Se consideriamo l’opera di uno dei maggiori artefici di questa nuova linfa creativa, Calderon de la Barca, possiamo constatare che la metafora e il simbolo tendono ad occupare e illudere l’anima e l’occhio dello spettatore che rimane sbigottito, meravigliato, pienamente posseduto dalla prorompente forza visiva del commediografo spagnolo. Oppure come dimenticare l’ausilio che si fa nel XVII secolo di un espediente teatrale di grande fascino e suggestione: la macchina. Il Bernini si avvicinò cosi tanto alla riproduzione della realtà attraverso il suo uso che costrinse gli spettatori ad alzarsi prematuramente tanto era convincente l’illusione di una scena dove il mondo crollava su stesso. Non è incredibile ?
Nel libro dello studioso Roberto Ciancarelli troviamo questo pensiero: “Con l’invenzione della macchina, della nuvola che si trasforma ( di berniniana memoria ) nelle sembianze teatrali, vengono a essere celebrati gli straordinari prodigi degli artifici dell’allegoria trascegliendo, nella graduatoria delle immagini retoriche, quella che rappresenta la più insistita e ossessiva epitome del lessico e della cultura barocca: il teatro.”

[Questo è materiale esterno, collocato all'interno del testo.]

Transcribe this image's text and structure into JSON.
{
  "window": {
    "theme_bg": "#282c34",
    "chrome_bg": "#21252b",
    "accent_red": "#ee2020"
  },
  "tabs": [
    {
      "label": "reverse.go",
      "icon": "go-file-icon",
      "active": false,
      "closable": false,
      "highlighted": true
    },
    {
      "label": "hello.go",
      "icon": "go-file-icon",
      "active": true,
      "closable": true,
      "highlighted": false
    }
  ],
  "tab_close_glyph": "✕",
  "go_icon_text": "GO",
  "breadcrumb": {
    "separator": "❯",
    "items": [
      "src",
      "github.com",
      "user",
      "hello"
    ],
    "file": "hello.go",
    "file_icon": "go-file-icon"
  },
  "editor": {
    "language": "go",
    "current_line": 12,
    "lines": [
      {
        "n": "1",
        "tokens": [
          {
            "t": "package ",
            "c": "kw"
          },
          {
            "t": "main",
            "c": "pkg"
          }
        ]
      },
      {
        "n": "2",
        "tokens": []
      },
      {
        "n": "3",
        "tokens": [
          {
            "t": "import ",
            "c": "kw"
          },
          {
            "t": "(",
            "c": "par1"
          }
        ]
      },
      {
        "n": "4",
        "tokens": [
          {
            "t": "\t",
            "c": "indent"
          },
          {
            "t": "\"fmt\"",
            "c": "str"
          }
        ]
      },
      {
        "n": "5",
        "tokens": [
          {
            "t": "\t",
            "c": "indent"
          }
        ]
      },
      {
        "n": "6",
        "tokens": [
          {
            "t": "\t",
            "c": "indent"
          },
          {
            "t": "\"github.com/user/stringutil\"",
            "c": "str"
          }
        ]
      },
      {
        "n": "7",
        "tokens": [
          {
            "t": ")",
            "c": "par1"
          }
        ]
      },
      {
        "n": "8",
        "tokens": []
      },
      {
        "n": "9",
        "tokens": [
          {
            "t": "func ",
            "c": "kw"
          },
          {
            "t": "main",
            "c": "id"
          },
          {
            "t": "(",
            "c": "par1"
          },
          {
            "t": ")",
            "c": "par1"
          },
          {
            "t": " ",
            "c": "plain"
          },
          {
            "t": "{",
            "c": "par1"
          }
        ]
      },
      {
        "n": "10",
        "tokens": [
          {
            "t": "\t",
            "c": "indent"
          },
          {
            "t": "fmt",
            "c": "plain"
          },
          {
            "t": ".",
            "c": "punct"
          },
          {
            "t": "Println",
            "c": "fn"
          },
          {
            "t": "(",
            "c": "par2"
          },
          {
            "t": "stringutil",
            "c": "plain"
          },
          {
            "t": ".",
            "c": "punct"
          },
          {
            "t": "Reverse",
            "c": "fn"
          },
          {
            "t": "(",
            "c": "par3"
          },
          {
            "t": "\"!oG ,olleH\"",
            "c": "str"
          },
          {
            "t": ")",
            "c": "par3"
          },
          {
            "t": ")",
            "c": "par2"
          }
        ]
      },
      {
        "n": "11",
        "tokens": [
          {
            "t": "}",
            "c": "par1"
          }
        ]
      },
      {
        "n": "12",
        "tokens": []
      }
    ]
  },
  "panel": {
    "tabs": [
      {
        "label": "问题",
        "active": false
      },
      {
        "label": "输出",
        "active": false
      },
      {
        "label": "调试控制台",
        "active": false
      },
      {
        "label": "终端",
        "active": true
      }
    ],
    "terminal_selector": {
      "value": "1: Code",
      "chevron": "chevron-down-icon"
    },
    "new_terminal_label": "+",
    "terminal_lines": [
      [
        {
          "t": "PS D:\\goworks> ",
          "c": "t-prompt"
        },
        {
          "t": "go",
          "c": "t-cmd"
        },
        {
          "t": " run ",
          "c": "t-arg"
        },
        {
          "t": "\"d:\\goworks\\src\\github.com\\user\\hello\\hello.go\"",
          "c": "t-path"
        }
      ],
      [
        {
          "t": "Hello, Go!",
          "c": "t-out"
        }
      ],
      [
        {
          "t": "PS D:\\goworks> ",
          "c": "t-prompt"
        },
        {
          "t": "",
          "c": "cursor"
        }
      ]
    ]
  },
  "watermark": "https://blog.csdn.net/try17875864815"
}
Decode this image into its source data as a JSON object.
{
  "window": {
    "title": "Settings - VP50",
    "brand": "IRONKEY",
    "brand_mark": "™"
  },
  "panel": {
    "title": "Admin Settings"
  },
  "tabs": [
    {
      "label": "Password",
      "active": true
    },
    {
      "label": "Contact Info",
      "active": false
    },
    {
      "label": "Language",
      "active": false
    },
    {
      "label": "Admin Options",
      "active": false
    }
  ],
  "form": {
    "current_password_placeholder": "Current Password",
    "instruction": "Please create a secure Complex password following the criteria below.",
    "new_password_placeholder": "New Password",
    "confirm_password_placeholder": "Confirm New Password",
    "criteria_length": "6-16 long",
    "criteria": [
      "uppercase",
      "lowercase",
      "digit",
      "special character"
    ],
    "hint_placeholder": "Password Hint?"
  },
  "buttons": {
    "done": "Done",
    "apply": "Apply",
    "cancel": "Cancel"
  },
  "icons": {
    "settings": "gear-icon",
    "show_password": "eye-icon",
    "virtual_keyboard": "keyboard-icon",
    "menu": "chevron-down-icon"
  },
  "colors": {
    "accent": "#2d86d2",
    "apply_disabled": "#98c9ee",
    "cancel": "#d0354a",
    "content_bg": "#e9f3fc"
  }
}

Questo stupore visivo trascenderà anche le ferree regole della censura religiosa impossessandosene e caricandole in seguito di intrisa esperienza mistica e ascetica.
Si pongono quindi le basi teoriche del teatro moderno come teatro della rappresentazione. Diventa luogo che accoglie ogni tipo di fantasia, ogni visione e che trova la sua espressione di riferimento nella piazza così come lo era stato per gli antichi. Un contenitore che assume significati e percorsi diversi rispetto agli anni di Plauto e Terenzio. La crisi dell’Umanesimo relega l’uomo al ruolo di una grottesca maschera che interpreta la sua instabilità in un mondo in bilico tra realtà e sogno.

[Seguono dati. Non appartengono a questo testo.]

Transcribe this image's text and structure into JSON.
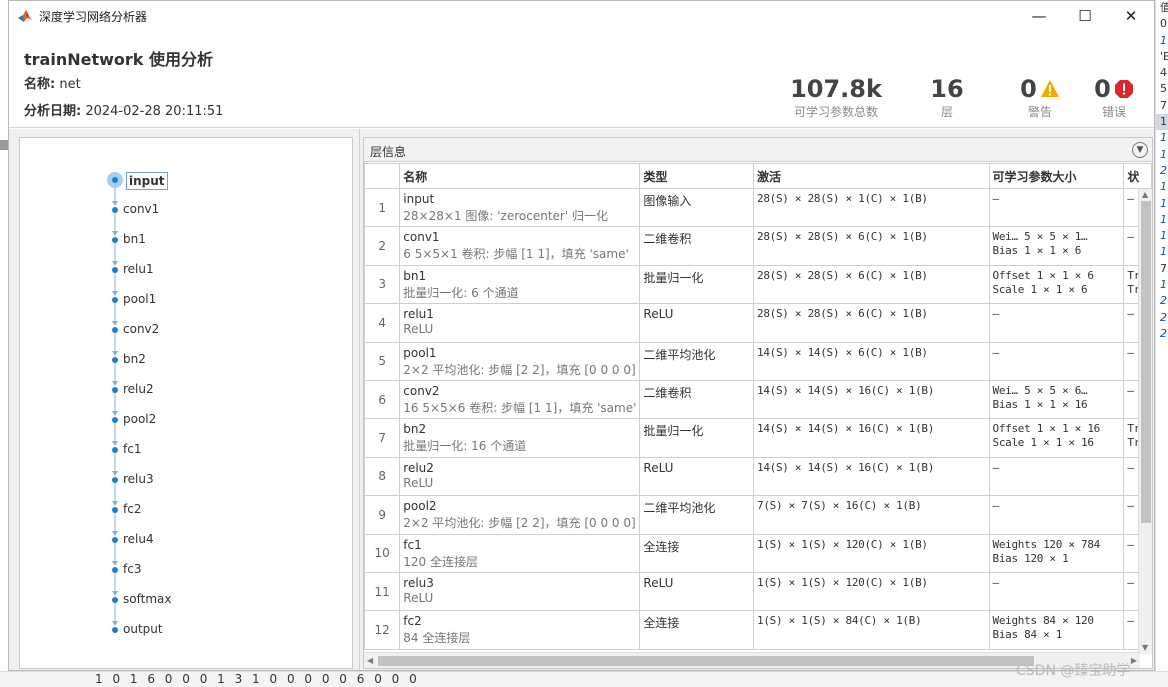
{
  "background": {
    "right_column": [
      "值",
      "0",
      "1",
      "'E",
      "4",
      "5",
      "7",
      "1",
      "1",
      "1",
      "2",
      "1",
      "1",
      "1",
      "1",
      "1",
      "7",
      "1",
      "2",
      "2",
      "2"
    ],
    "bottom_line": "1 0 1 6 0 0 0 1 3 1 0 0 0 0 0 6 0 0 0"
  },
  "window": {
    "title": "深度学习网络分析器",
    "controls": {
      "minimize": "—",
      "maximize": "☐",
      "close": "✕"
    }
  },
  "header": {
    "title": "trainNetwork 使用分析",
    "name_label": "名称:",
    "name_value": "net",
    "date_label": "分析日期:",
    "date_value": "2024-02-28 20:11:51",
    "stats": {
      "params": {
        "value": "107.8k",
        "label": "可学习参数总数"
      },
      "layers": {
        "value": "16",
        "label": "层"
      },
      "warnings": {
        "value": "0",
        "label": "警告"
      },
      "errors": {
        "value": "0",
        "label": "错误"
      }
    }
  },
  "graph": {
    "nodes": [
      "input",
      "conv1",
      "bn1",
      "relu1",
      "pool1",
      "conv2",
      "bn2",
      "relu2",
      "pool2",
      "fc1",
      "relu3",
      "fc2",
      "relu4",
      "fc3",
      "softmax",
      "output"
    ],
    "selected": "input"
  },
  "table": {
    "panel_title": "层信息",
    "headers": {
      "name": "名称",
      "type": "类型",
      "activation": "激活",
      "params": "可学习参数大小",
      "state": "状"
    },
    "rows": [
      {
        "idx": "1",
        "name": "input",
        "desc": "28×28×1 图像: 'zerocenter' 归一化",
        "type": "图像输入",
        "act": "28(S) × 28(S) × 1(C) × 1(B)",
        "p1": "–",
        "p2": "",
        "s1": "–",
        "s2": ""
      },
      {
        "idx": "2",
        "name": "conv1",
        "desc": "6 5×5×1 卷积: 步幅 [1 1]，填充 'same'",
        "type": "二维卷积",
        "act": "28(S) × 28(S) × 6(C) × 1(B)",
        "p1": "Wei…   5 × 5 × 1…",
        "p2": "Bias   1 × 1 × 6",
        "s1": "–",
        "s2": ""
      },
      {
        "idx": "3",
        "name": "bn1",
        "desc": "批量归一化: 6 个通道",
        "type": "批量归一化",
        "act": "28(S) × 28(S) × 6(C) × 1(B)",
        "p1": "Offset  1 × 1 × 6",
        "p2": "Scale   1 × 1 × 6",
        "s1": "Tr",
        "s2": "Tr"
      },
      {
        "idx": "4",
        "name": "relu1",
        "desc": "ReLU",
        "type": "ReLU",
        "act": "28(S) × 28(S) × 6(C) × 1(B)",
        "p1": "–",
        "p2": "",
        "s1": "–",
        "s2": ""
      },
      {
        "idx": "5",
        "name": "pool1",
        "desc": "2×2 平均池化: 步幅 [2 2]，填充 [0 0 0 0]",
        "type": "二维平均池化",
        "act": "14(S) × 14(S) × 6(C) × 1(B)",
        "p1": "–",
        "p2": "",
        "s1": "–",
        "s2": ""
      },
      {
        "idx": "6",
        "name": "conv2",
        "desc": "16 5×5×6 卷积: 步幅 [1 1]，填充 'same'",
        "type": "二维卷积",
        "act": "14(S) × 14(S) × 16(C) × 1(B)",
        "p1": "Wei…   5 × 5 × 6…",
        "p2": "Bias   1 × 1 × 16",
        "s1": "–",
        "s2": ""
      },
      {
        "idx": "7",
        "name": "bn2",
        "desc": "批量归一化: 16 个通道",
        "type": "批量归一化",
        "act": "14(S) × 14(S) × 16(C) × 1(B)",
        "p1": "Offset  1 × 1 × 16",
        "p2": "Scale   1 × 1 × 16",
        "s1": "Tr",
        "s2": "Tr"
      },
      {
        "idx": "8",
        "name": "relu2",
        "desc": "ReLU",
        "type": "ReLU",
        "act": "14(S) × 14(S) × 16(C) × 1(B)",
        "p1": "–",
        "p2": "",
        "s1": "–",
        "s2": ""
      },
      {
        "idx": "9",
        "name": "pool2",
        "desc": "2×2 平均池化: 步幅 [2 2]，填充 [0 0 0 0]",
        "type": "二维平均池化",
        "act": "7(S) × 7(S) × 16(C) × 1(B)",
        "p1": "–",
        "p2": "",
        "s1": "–",
        "s2": ""
      },
      {
        "idx": "10",
        "name": "fc1",
        "desc": "120 全连接层",
        "type": "全连接",
        "act": "1(S) × 1(S) × 120(C) × 1(B)",
        "p1": "Weights  120 × 784",
        "p2": "Bias     120 × 1",
        "s1": "–",
        "s2": ""
      },
      {
        "idx": "11",
        "name": "relu3",
        "desc": "ReLU",
        "type": "ReLU",
        "act": "1(S) × 1(S) × 120(C) × 1(B)",
        "p1": "–",
        "p2": "",
        "s1": "–",
        "s2": ""
      },
      {
        "idx": "12",
        "name": "fc2",
        "desc": "84 全连接层",
        "type": "全连接",
        "act": "1(S) × 1(S) × 84(C) × 1(B)",
        "p1": "Weights  84 × 120",
        "p2": "Bias     84 × 1",
        "s1": "–",
        "s2": ""
      }
    ]
  },
  "watermark": "CSDN @臻宝助学",
  "colors": {
    "accent": "#1b7fd1",
    "warning": "#f2a900",
    "error": "#d9272e",
    "node": "#1b7fd1"
  }
}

A tal proposito nei “Dialoghi” di Torquato Tasso la città diventa una rappresentazione allargata dove gli uomini e non gli attori recitano la commedia della vita: “ Vidi Ferrara: e mi parve che la città fosse meravigliosa e luminosa. Non bastandomi d’esser diventato spettatore , volli diventare un di quelli ch’eran parte de la commedia, e mescolarmi con gli altri”.
Non ci deve meravigliare a noi spettatori moderni della nostra esistenza se il barocco abbia anticipato le tematiche che fanno parte del nostro quotidiano. Giocando su di esso il teatro e quindi la vita estende la sua visione attraverso la somiglianza , la maschera e l’illusione come realtà parallela e ingannevole. Non sarà forse questa la linea guida del teatro del Novecento che con le indagini profonde di Pirandello, Ionesco e Beckett hanno scandagliato le nostre fragili certezze portandoci ad uno smarrimento che forse avrà una sua conclusione e redenzione, chissà, forse proprio grazie alla purezza di un teatro delle origini che era rappresentazione pure e semplice degli istinti umani. Ma questo non ci è dato saperlo….

Il barocco: illusione di una realtà illusa.